Staphylococcus capitis is a commensal bacterium that rarely causes infections, but it can become opportunistic and cause serious complications in immunocompromised patients or those with medical devices. Therefore, it is important to prevent the transmission and colonization of S. capitis as much as possible. Some of the preventive strategies that can be followed are:
- Wash your hands. This is the most effective way to reduce the risk of getting staph infections. Wash your hands with soap and water for at least 20 seconds, especially before and after touching broken skin, wounds, or medical devices.

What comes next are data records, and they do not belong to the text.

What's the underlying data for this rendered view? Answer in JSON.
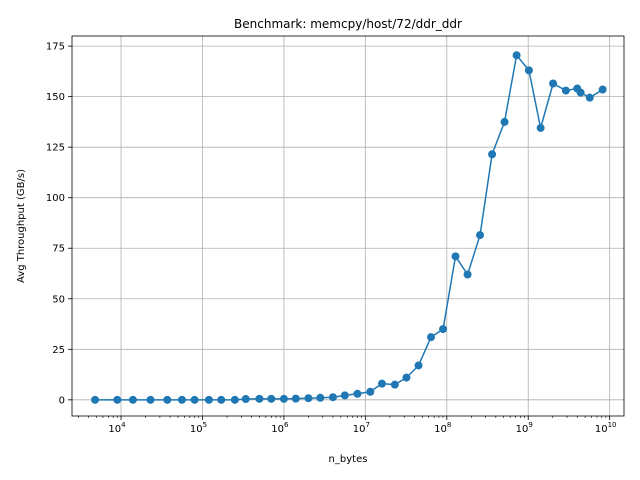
{
  "chart_data": {
    "type": "line",
    "title": "Benchmark: memcpy/host/72/ddr_ddr",
    "xlabel": "n_bytes",
    "ylabel": "Avg Throughput (GB/s)",
    "xscale": "log",
    "xlim": [
      2500,
      15000000000
    ],
    "ylim": [
      -8,
      180
    ],
    "grid": true,
    "x_ticks": [
      {
        "base": "10",
        "exp": "4",
        "value": 10000
      },
      {
        "base": "10",
        "exp": "5",
        "value": 100000
      },
      {
        "base": "10",
        "exp": "6",
        "value": 1000000
      },
      {
        "base": "10",
        "exp": "7",
        "value": 10000000
      },
      {
        "base": "10",
        "exp": "8",
        "value": 100000000
      },
      {
        "base": "10",
        "exp": "9",
        "value": 1000000000
      },
      {
        "base": "10",
        "exp": "10",
        "value": 10000000000
      }
    ],
    "y_ticks": [
      "0",
      "25",
      "50",
      "75",
      "100",
      "125",
      "150",
      "175"
    ],
    "series": [
      {
        "color": "#1f77b4",
        "marker": "circle",
        "x": [
          4800,
          9000,
          14000,
          23000,
          37000,
          56000,
          80000,
          120000,
          170000,
          250000,
          340000,
          500000,
          700000,
          1000000,
          1400000,
          2000000,
          2800000,
          4000000,
          5600000,
          8000000,
          11500000,
          16000000,
          23000000,
          32000000,
          45000000,
          64000000,
          90000000,
          128000000,
          180000000,
          256000000,
          360000000,
          512000000,
          720000000,
          1020000000,
          1420000000,
          2020000000,
          2900000000,
          4000000000,
          4400000000,
          5700000000,
          8200000000
        ],
        "y": [
          0,
          0,
          0,
          0,
          0,
          0,
          0,
          0,
          0,
          0,
          0.4,
          0.5,
          0.5,
          0.5,
          0.6,
          0.8,
          1.0,
          1.3,
          2.2,
          3.0,
          4.0,
          8.0,
          7.5,
          11.0,
          17.0,
          31.0,
          35.0,
          71.0,
          62.0,
          81.5,
          121.5,
          137.5,
          170.5,
          163.0,
          134.5,
          156.5,
          153.0,
          154.0,
          152.0,
          149.5,
          153.5
        ]
      }
    ]
  }
}
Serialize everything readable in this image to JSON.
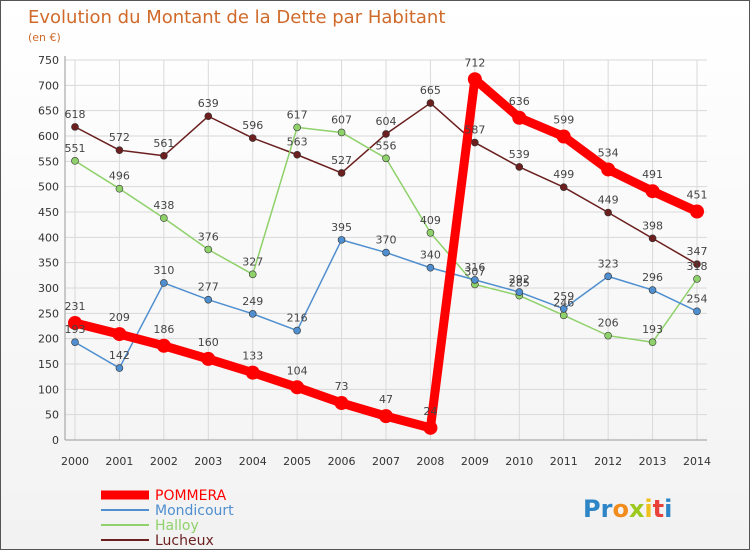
{
  "chart_data": {
    "type": "line",
    "title": "Evolution du Montant de la Dette par Habitant",
    "subtitle": "(en €)",
    "x": [
      "2000",
      "2001",
      "2002",
      "2003",
      "2004",
      "2005",
      "2006",
      "2007",
      "2008",
      "2009",
      "2010",
      "2011",
      "2012",
      "2013",
      "2014"
    ],
    "yticks": [
      0,
      50,
      100,
      150,
      200,
      250,
      300,
      350,
      400,
      450,
      500,
      550,
      600,
      650,
      700,
      750
    ],
    "ylim": [
      0,
      750
    ],
    "grid": true,
    "legend_position": "bottom-left",
    "series": [
      {
        "name": "POMMERA",
        "color": "#ff0000",
        "values": [
          231,
          209,
          186,
          160,
          133,
          104,
          73,
          47,
          24,
          712,
          636,
          599,
          534,
          491,
          451
        ]
      },
      {
        "name": "Mondicourt",
        "color": "#4f8fcf",
        "values": [
          193,
          142,
          310,
          277,
          249,
          216,
          395,
          370,
          340,
          316,
          292,
          259,
          323,
          296,
          254
        ]
      },
      {
        "name": "Halloy",
        "color": "#8fd16a",
        "values": [
          551,
          496,
          438,
          376,
          327,
          617,
          607,
          556,
          409,
          307,
          285,
          246,
          206,
          193,
          318
        ]
      },
      {
        "name": "Lucheux",
        "color": "#6b1f1f",
        "values": [
          618,
          572,
          561,
          639,
          596,
          563,
          527,
          604,
          665,
          587,
          539,
          499,
          449,
          398,
          347
        ]
      }
    ]
  },
  "brand": {
    "letters": [
      "P",
      "r",
      "o",
      "x",
      "i",
      "t",
      "i"
    ],
    "colors": [
      "#2f86c6",
      "#2f86c6",
      "#f28c1c",
      "#9dc91f",
      "#f2c01c",
      "#e8413a",
      "#2f86c6"
    ]
  }
}
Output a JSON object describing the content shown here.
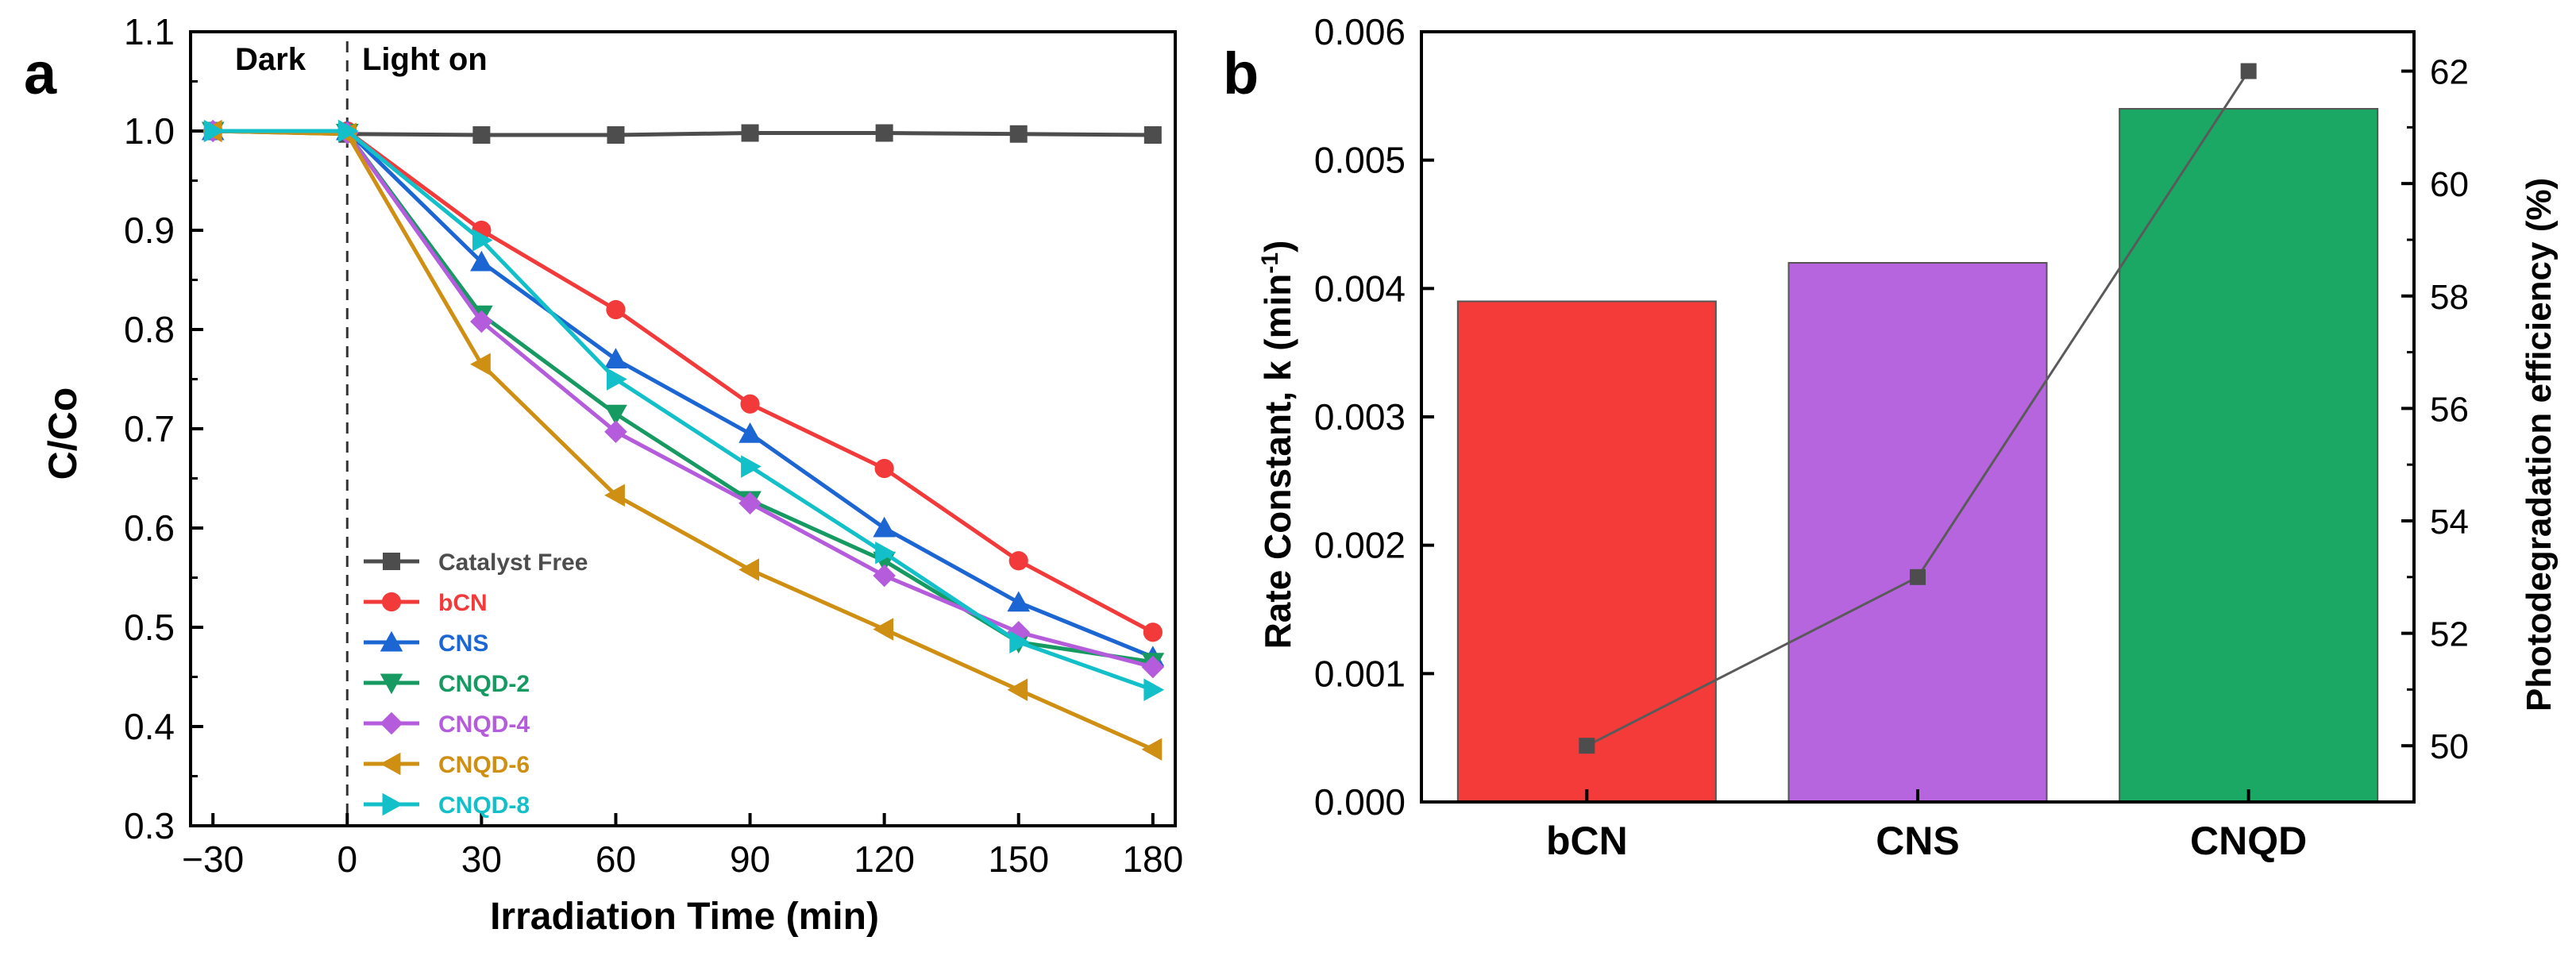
{
  "panels": {
    "a": {
      "letter": "a",
      "annotations": {
        "dark": "Dark",
        "light": "Light on"
      },
      "xlabel": "Irradiation Time (min)",
      "ylabel": "C/Co",
      "xticks": [
        "−30",
        "0",
        "30",
        "60",
        "90",
        "120",
        "150",
        "180"
      ],
      "yticks": [
        "0.3",
        "0.4",
        "0.5",
        "0.6",
        "0.7",
        "0.8",
        "0.9",
        "1.0",
        "1.1"
      ]
    },
    "b": {
      "letter": "b",
      "ylabel_left": "Rate Constant, k (min",
      "ylabel_left_sup": "-1",
      "ylabel_left_end": ")",
      "ylabel_right": "Photodegradation efficiency (%)",
      "yticks_left": [
        "0.000",
        "0.001",
        "0.002",
        "0.003",
        "0.004",
        "0.005",
        "0.006"
      ],
      "yticks_right": [
        "50",
        "52",
        "54",
        "56",
        "58",
        "60",
        "62"
      ]
    }
  },
  "chart_data": [
    {
      "type": "line",
      "panel": "a",
      "title": "",
      "xlabel": "Irradiation Time (min)",
      "ylabel": "C/Co",
      "xlim": [
        -35,
        185
      ],
      "ylim": [
        0.3,
        1.1
      ],
      "x": [
        -30,
        0,
        30,
        60,
        90,
        120,
        150,
        180
      ],
      "annotations": [
        "Dark",
        "Light on"
      ],
      "legend_position": "bottom-left",
      "series": [
        {
          "name": "Catalyst Free",
          "color": "#4d4d4d",
          "marker": "square",
          "values": [
            1.0,
            0.997,
            0.996,
            0.996,
            0.998,
            0.998,
            0.997,
            0.996
          ]
        },
        {
          "name": "bCN",
          "color": "#f23a3a",
          "marker": "circle",
          "values": [
            1.0,
            1.0,
            0.9,
            0.82,
            0.725,
            0.66,
            0.567,
            0.495
          ]
        },
        {
          "name": "CNS",
          "color": "#1c66d4",
          "marker": "triangle-up",
          "values": [
            1.0,
            1.0,
            0.868,
            0.77,
            0.695,
            0.6,
            0.525,
            0.47
          ]
        },
        {
          "name": "CNQD-2",
          "color": "#169a62",
          "marker": "triangle-down",
          "values": [
            1.0,
            0.998,
            0.815,
            0.715,
            0.628,
            0.567,
            0.485,
            0.465
          ]
        },
        {
          "name": "CNQD-4",
          "color": "#b45cdc",
          "marker": "diamond",
          "values": [
            1.0,
            0.998,
            0.808,
            0.697,
            0.625,
            0.552,
            0.495,
            0.46
          ]
        },
        {
          "name": "CNQD-6",
          "color": "#cf8f12",
          "marker": "triangle-left",
          "values": [
            1.0,
            0.997,
            0.765,
            0.633,
            0.558,
            0.498,
            0.437,
            0.377
          ]
        },
        {
          "name": "CNQD-8",
          "color": "#13c0c9",
          "marker": "triangle-right",
          "values": [
            1.0,
            1.0,
            0.89,
            0.75,
            0.662,
            0.575,
            0.485,
            0.437
          ]
        }
      ]
    },
    {
      "type": "bar",
      "panel": "b",
      "categories": [
        "bCN",
        "CNS",
        "CNQD"
      ],
      "colors": [
        "#f53a3a",
        "#b765de",
        "#1aa864"
      ],
      "values": [
        0.0039,
        0.0042,
        0.0054
      ],
      "ylabel": "Rate Constant, k (min-1)",
      "ylim": [
        0,
        0.006
      ],
      "secondary": {
        "type": "line",
        "name": "Photodegradation efficiency (%)",
        "ylim": [
          49,
          62.7
        ],
        "values": [
          50,
          53,
          62
        ]
      }
    }
  ]
}
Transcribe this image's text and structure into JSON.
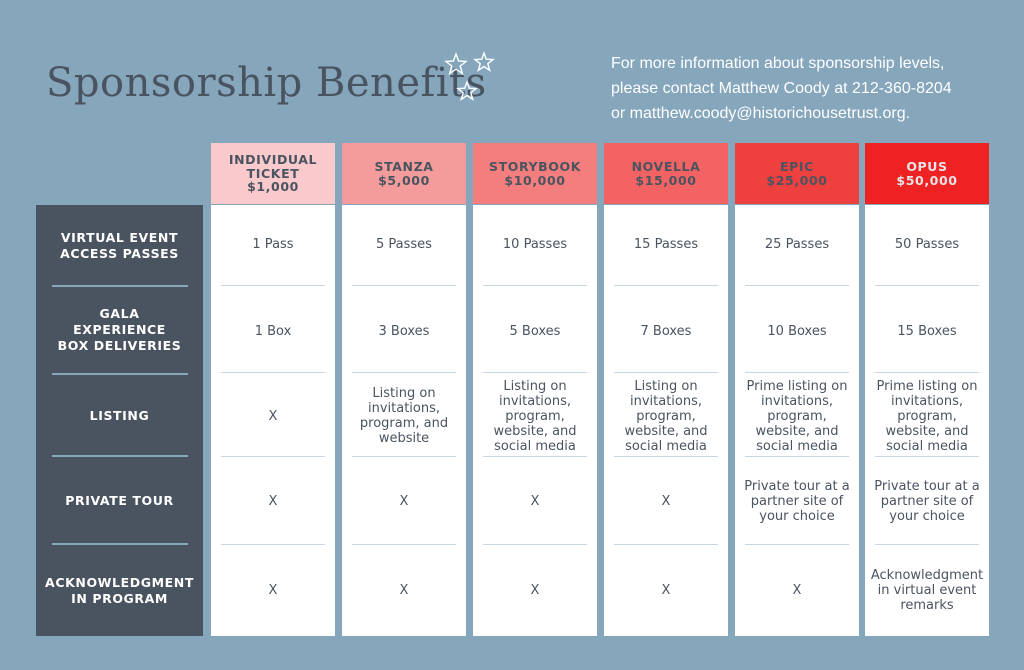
{
  "title": "Sponsorship Benefits",
  "contact": {
    "line1": "For more information about sponsorship levels,",
    "line2": "please contact Matthew Coody at 212-360-8204",
    "line3": "or matthew.coody@historichousetrust.org."
  },
  "decoration": {
    "icon": "stars-icon"
  },
  "rows": [
    "VIRTUAL EVENT ACCESS PASSES",
    "GALA EXPERIENCE BOX DELIVERIES",
    "LISTING",
    "PRIVATE TOUR",
    "ACKNOWLEDGMENT IN PROGRAM"
  ],
  "tiers": [
    {
      "name": "INDIVIDUAL TICKET",
      "price": "$1,000",
      "color": "#f9c9cc",
      "cells": [
        "1 Pass",
        "1 Box",
        "X",
        "X",
        "X"
      ]
    },
    {
      "name": "STANZA",
      "price": "$5,000",
      "color": "#f49b9b",
      "cells": [
        "5 Passes",
        "3 Boxes",
        "Listing on invitations, program, and website",
        "X",
        "X"
      ]
    },
    {
      "name": "STORYBOOK",
      "price": "$10,000",
      "color": "#f47d7d",
      "cells": [
        "10 Passes",
        "5 Boxes",
        "Listing on invitations, program, website, and social media",
        "X",
        "X"
      ]
    },
    {
      "name": "NOVELLA",
      "price": "$15,000",
      "color": "#f36363",
      "cells": [
        "15 Passes",
        "7 Boxes",
        "Listing on invitations, program, website, and social media",
        "X",
        "X"
      ]
    },
    {
      "name": "EPIC",
      "price": "$25,000",
      "color": "#ef4040",
      "cells": [
        "25 Passes",
        "10 Boxes",
        "Prime listing on invitations, program, website, and social media",
        "Private tour at a partner site of your choice",
        "X"
      ]
    },
    {
      "name": "OPUS",
      "price": "$50,000",
      "color": "#ee2222",
      "cells": [
        "50 Passes",
        "15 Boxes",
        "Prime listing on invitations, program, website, and social media",
        "Private tour at a partner site of your choice",
        "Acknowledgment in virtual event remarks"
      ]
    }
  ]
}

- Keep wounds clean and covered. If you have a cut, scrape, or surgical incision, clean it regularly with an antiseptic solution and cover it with a sterile bandage until it heals. This will prevent S. capitis from entering the deeper tissues or the bloodstream.
- Avoid sharing personal items. Do not share towels, razors, clothing, or other items that may contact your skin or body fluids. This will prevent the spread of S. capitis from one person to another.
- Coat medical devices with biomaterials. Some studies have suggested that coating medical devices such as catheters, valves, or prosthetic joints with antimicrobial biomaterials can prevent the attachment and biofilm formation of S. capitis on these surfaces. This may reduce the risk of device-related infections by S. capitis.
- Screen high-risk patients and decolonize them if needed. Some patients may be more prone to S. capitis infections, such as those in intensive care units (ICUs), those undergoing surgery, or those using invasive devices. These patients may benefit from screening for S. capitis colonization and decolonization if positive. Decolonization may involve topical antiseptics such as chlorhexidine or mupirocin to the skin or nasal passages or the oral administration of antibiotics such as rifampin or linezolid.
- Treat infections appropriately and rapidly. If S. capitis infection occurs, it is important to diagnose it accurately and treat it promptly with appropriate antibiotics and clean the infected area. Some strains of S. capitis may resist common antibiotics, so culture and sensitivity testing may be needed to determine the best antibiotic regimen. Delayed or inadequate treatment may lead to complications such as bacteremia, sepsis, endocarditis, or abscesses.
By following these preventive measures, S. capitis infections can be reduced and controlled effectively.